Speaking with the members of Skarlet O’Hara at a Tim Horton’s in Toronto on a chilly Sunday afternoon in late January and listening to their new CD, the feeling became unshakable that they have created something together that could have a lasting impact, that what they’ve created doesn’t happen with every band.

More special still is that while all the members have played music in the past, this is the first time any of their bands got out of the basement.

Their new CD, Picket Fences (Independent) is a loose mixture of folky rock, some light jazz and radio friendly straight ahead rock. The band’s sound is largely built around singer Marnie Pettle’s vocals. It’s her singing, really, that drives the songs. Her voice has that rare combination of strength and vulnerability that can carry a song about infidelity coming from a position of strength, and a song where she wonders what Karl Marx would think about today’s world of religious wars under the guise of fighting terrorism with point blank directness that there’s no mistake where her sympathies lie.

And that’s really where the CD’s strength really comes from. Picket Fences is a strongly principled record that doesn’t sound preachy, where it’s obvious that the members care about the beauty of the music as well as the strength of the message. I guess if there is one current that runs through the record, it’s that of taking a principled stand. Whether Pettle is daring a lover to inspire her and healing a broken heart in the process (“Never Enough”) or raising her voice against third world industrial exploitation (“See Johnny Run”) the confidence of strength of conviction is what arises when you add the sum of its parts.

That sense of ethics extends to how the band conducts its business. All four members are adamant that if the price of success was something they weren’t prepared to pay, then they wouldn’t pay it. For example, they don’t see themselves changing their look just to sell a few records. “There are some things I would do,” allows bassist Mary Plasterer, “But not if I was uncomfortable with it. I don’t see myself wearing a dress, for example.” She laughs.

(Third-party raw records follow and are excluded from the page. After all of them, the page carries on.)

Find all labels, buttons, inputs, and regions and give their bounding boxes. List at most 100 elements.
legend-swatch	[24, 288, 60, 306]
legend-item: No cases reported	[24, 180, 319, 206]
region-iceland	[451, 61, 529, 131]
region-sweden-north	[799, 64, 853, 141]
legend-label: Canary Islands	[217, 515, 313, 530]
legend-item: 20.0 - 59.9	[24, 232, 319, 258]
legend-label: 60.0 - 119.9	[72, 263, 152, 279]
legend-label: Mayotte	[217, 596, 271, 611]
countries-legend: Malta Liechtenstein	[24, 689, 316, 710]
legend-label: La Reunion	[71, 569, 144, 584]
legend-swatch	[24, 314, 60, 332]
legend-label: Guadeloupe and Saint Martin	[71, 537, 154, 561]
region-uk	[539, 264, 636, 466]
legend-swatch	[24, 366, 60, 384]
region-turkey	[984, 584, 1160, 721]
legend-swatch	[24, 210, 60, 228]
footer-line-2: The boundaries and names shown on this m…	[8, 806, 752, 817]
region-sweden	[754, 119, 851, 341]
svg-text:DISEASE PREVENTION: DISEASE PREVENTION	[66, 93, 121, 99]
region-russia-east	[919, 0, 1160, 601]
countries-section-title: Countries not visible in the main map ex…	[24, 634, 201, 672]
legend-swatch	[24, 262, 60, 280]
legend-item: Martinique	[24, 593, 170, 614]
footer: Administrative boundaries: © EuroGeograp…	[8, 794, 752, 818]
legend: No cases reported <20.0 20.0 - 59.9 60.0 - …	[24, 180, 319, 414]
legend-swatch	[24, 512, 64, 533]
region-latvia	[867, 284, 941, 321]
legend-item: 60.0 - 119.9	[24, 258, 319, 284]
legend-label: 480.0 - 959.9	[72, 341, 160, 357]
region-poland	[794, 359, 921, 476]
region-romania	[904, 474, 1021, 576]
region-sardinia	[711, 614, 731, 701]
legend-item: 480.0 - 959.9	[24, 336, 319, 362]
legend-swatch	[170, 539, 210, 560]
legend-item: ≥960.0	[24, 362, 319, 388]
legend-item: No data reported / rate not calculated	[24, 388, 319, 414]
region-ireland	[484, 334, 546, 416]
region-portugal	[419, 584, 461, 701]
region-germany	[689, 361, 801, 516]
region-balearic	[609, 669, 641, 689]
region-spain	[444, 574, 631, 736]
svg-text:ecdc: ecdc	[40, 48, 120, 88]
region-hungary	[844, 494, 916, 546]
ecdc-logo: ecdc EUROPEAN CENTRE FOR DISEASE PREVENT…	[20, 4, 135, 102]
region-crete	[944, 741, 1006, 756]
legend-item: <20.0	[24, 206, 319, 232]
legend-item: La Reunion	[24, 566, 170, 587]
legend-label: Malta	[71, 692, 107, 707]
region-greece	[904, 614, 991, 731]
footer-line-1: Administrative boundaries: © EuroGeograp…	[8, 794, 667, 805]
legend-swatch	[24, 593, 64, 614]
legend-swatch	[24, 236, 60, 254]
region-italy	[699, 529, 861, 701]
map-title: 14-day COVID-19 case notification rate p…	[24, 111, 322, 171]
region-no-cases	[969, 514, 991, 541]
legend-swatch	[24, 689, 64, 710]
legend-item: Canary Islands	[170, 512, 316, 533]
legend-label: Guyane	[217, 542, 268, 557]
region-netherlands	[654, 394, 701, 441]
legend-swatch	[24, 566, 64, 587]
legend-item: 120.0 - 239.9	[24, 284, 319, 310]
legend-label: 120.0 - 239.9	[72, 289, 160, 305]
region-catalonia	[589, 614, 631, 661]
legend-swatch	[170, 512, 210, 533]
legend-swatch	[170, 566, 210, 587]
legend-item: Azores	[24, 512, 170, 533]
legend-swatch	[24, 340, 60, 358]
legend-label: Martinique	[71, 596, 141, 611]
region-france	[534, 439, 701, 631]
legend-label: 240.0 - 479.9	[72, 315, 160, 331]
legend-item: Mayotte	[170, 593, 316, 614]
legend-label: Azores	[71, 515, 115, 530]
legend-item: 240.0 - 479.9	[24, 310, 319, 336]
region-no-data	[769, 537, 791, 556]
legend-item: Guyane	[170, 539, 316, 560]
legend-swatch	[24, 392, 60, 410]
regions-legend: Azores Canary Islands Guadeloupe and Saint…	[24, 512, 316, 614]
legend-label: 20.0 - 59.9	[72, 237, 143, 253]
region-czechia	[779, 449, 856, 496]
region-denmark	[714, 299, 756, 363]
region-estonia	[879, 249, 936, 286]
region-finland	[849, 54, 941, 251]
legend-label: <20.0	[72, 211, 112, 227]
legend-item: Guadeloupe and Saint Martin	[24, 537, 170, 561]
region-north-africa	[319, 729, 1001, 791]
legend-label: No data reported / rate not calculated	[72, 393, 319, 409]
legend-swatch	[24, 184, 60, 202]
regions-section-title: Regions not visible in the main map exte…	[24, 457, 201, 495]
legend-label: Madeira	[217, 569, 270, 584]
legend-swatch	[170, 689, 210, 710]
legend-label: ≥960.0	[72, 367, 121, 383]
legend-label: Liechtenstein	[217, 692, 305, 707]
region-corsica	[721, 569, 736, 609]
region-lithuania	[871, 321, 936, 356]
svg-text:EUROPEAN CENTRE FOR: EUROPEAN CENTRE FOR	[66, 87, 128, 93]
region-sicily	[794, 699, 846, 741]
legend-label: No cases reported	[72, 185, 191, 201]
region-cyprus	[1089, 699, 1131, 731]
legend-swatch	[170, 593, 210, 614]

Drummer Jenny Casarella concurs. “I would not want to be something that I’m not for people to start liking us. To me, the music industry and the listeners should listen to the music instead of the product and the image they want to sell.”

Upcoming for the band is a slot during Canadian Music Week in March. Then they have tentative plans to go on the road sometime this summer, hopefully playing some festivals across the country.